CDH2 is a transmembrane protein that plays an important role in the cell adhesion and is encoded by the CDH2 gene.62 Apoptosis of the vascular smooth muscle cells can function as an important regulator of aneurysm formation. Studies have found that cadherin can regulate the behavior of the vascular smooth muscle cells through the mediation of matrix metalloproteinases.63 It has been reported that the protein level of full-length nitro-cadherin in the human abdominal aortic aneurysm samples was significantly lower, but more nitro-cadherin fragments were observed.63 Interestingly, they found that the combination of matrix metalloproteinase-7 deletion and overexpression of EC4-Fc (soluble N-cadherin and a smaller soluble N-cadherin truncation) significantly increased the severity of abdominal aortic aneurysms. In contrary, other study has reported that the expression of CDH2 in patients with thoracic aortic aneurysms was significantly increased.64 After testing the cerebrospinal fluid of SAH patients with the ruptured anterior circulation aneurysm, Takase et al found that the level of soluble vascular endothelial cadherin in the cerebrospinal fluid was significantly increased, and the clinical severity of this index could positively correlate with the level of cerebrospinal fluid tumor necrosis factor-α.65 We found that CDH2 expression was increased in the tissue samples from IA patients, which indicates that CDH2 may be involved in the formation of IA, but its involvement in specific pathways requires further analysis.

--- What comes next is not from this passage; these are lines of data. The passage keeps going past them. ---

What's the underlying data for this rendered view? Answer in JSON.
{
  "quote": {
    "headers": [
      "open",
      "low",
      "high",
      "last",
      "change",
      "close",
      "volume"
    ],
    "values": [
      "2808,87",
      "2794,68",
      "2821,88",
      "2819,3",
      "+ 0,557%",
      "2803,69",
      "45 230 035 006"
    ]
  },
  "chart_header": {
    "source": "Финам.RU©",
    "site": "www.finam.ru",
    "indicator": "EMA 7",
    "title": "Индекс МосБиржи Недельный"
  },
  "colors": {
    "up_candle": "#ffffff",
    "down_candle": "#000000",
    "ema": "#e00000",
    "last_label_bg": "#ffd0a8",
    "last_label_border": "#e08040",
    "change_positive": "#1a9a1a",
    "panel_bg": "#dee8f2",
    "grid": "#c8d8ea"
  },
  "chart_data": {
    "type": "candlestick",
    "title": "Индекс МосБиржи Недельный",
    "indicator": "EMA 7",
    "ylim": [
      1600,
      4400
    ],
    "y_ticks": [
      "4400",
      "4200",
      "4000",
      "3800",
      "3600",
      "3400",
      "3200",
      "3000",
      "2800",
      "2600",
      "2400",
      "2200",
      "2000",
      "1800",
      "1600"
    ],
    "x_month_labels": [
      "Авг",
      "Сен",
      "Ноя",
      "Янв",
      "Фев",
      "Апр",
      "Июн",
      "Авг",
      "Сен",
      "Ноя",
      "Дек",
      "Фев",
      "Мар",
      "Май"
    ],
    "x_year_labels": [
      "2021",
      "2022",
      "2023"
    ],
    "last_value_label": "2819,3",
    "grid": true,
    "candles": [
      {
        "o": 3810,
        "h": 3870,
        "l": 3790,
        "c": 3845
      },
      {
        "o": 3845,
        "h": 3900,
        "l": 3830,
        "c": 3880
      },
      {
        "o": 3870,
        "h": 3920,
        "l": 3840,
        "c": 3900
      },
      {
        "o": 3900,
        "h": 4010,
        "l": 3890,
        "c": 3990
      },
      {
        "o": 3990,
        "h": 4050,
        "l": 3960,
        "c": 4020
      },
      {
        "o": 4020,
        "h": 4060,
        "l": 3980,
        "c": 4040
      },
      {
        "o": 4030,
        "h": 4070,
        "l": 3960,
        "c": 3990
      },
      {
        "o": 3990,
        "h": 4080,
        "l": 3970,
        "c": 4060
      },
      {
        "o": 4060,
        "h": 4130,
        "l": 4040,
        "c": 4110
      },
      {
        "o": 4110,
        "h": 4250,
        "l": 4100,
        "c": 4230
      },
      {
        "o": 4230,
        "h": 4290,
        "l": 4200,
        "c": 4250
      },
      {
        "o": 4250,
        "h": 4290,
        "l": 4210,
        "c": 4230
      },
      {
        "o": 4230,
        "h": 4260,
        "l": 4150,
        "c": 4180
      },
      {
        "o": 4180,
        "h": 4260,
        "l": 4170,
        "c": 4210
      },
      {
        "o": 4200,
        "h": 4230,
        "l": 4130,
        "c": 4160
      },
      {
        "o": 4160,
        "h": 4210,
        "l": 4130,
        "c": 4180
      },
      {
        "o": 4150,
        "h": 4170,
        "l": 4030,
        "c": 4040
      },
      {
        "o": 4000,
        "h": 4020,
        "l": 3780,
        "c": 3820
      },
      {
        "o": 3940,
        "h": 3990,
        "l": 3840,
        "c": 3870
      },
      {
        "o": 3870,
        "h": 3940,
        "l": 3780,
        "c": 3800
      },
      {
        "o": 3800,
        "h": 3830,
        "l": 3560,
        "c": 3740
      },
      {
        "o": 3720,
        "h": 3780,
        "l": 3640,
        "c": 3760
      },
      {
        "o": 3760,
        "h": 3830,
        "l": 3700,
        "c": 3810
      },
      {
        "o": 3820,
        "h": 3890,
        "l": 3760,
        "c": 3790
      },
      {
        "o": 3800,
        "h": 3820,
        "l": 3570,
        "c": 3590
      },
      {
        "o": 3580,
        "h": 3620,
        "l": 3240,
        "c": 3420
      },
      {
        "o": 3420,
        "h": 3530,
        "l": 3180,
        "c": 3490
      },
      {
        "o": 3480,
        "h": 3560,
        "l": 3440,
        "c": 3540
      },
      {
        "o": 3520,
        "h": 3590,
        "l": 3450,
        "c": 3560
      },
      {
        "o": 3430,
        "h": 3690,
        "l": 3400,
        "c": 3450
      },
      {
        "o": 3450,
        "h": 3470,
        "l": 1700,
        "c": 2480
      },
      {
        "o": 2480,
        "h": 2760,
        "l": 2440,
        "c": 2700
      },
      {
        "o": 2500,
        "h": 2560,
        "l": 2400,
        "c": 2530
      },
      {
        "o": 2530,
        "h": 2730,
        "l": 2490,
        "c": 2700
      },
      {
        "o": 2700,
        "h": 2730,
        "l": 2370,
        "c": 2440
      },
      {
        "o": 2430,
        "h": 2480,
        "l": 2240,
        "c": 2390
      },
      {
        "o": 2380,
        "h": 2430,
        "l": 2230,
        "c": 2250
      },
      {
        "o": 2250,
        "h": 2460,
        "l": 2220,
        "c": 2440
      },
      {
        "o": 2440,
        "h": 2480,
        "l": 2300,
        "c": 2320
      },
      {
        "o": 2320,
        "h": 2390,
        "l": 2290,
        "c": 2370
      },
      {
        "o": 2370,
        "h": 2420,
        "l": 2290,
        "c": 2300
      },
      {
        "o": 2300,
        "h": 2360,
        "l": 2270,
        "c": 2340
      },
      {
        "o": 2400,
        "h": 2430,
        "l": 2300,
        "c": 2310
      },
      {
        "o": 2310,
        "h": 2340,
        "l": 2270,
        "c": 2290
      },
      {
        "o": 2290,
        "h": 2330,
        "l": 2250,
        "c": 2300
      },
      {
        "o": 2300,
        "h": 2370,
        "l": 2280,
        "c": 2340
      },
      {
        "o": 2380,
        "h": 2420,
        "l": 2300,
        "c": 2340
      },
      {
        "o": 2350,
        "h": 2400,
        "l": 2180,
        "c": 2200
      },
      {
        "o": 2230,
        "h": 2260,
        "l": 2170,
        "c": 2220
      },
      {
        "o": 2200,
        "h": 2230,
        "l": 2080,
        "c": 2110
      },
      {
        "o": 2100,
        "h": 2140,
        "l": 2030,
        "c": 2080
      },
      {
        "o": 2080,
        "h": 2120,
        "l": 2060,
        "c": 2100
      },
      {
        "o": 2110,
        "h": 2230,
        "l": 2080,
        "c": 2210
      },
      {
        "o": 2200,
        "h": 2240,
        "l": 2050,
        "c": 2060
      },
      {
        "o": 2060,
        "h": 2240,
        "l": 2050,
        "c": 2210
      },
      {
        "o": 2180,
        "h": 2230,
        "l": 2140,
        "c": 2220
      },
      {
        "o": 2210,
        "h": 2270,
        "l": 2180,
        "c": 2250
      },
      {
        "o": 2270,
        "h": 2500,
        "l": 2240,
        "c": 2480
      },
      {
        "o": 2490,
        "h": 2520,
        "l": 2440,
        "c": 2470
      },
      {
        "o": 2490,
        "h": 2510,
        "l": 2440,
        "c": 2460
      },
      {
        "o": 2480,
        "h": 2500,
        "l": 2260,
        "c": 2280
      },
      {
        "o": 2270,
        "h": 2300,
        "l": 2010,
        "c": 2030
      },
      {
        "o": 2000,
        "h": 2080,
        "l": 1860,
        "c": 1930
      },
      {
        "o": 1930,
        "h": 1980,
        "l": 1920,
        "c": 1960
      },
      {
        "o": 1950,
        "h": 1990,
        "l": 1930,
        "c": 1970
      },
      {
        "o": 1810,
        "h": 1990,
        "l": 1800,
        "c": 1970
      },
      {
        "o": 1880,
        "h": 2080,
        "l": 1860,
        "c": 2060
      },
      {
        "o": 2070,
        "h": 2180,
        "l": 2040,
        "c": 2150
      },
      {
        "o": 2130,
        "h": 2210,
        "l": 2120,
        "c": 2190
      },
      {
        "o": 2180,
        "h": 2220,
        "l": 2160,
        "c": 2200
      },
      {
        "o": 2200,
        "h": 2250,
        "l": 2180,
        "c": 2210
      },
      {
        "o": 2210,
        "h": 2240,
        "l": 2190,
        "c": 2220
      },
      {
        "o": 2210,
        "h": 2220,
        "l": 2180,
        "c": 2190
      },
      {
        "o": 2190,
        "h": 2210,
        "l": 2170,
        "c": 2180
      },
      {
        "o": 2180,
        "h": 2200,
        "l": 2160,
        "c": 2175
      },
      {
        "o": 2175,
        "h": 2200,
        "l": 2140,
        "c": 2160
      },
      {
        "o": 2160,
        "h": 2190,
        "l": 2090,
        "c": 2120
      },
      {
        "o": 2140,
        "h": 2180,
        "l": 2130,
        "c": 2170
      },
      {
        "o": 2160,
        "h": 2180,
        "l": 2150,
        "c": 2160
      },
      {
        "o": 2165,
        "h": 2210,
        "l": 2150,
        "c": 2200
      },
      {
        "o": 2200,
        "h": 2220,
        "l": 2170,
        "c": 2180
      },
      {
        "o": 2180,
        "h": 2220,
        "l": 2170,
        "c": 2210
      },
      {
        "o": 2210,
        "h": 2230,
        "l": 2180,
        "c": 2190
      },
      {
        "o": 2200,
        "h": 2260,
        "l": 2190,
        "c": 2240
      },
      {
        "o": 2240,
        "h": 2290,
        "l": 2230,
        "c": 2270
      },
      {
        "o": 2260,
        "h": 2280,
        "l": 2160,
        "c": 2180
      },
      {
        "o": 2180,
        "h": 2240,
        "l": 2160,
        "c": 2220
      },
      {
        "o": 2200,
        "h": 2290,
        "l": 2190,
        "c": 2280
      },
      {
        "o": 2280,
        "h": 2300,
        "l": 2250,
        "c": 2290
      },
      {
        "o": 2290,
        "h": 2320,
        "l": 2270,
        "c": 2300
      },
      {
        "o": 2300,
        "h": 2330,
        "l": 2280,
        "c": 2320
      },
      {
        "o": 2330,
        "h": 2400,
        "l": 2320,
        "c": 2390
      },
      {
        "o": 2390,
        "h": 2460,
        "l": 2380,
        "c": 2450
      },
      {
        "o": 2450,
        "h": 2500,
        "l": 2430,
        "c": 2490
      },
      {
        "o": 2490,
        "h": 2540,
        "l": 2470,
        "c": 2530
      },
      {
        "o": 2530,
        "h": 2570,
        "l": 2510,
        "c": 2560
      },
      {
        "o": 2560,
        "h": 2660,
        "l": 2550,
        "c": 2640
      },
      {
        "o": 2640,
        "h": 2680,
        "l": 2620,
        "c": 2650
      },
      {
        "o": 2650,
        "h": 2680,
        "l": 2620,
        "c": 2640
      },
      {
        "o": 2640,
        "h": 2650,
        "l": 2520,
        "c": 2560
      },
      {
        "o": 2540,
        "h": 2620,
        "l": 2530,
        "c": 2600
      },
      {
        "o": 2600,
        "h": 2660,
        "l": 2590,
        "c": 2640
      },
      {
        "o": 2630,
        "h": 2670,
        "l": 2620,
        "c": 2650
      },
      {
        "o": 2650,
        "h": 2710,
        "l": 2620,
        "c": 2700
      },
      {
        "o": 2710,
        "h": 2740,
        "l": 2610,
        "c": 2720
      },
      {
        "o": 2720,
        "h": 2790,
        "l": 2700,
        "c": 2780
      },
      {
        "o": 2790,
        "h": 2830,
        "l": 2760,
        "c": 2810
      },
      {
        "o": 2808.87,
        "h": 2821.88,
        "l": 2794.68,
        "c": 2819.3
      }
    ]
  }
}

In summary, our results found that various genes differentially expressed in IA were mainly involved in the ECM structural constituent and ECM-receptor interactions. The hub genes involved in the various physiological and pathological processes, such as inflammation, angiogenesis, cell growth, proliferation, etc., are closely related to aneurysm diseases and may serve as a potential therapeutic target and new biomarker for IA. This study has certain limitations, the sample size was still small, and more experiments need to be performed to verify the expression changes of the genes and the specific mechanisms involved in the development of IA.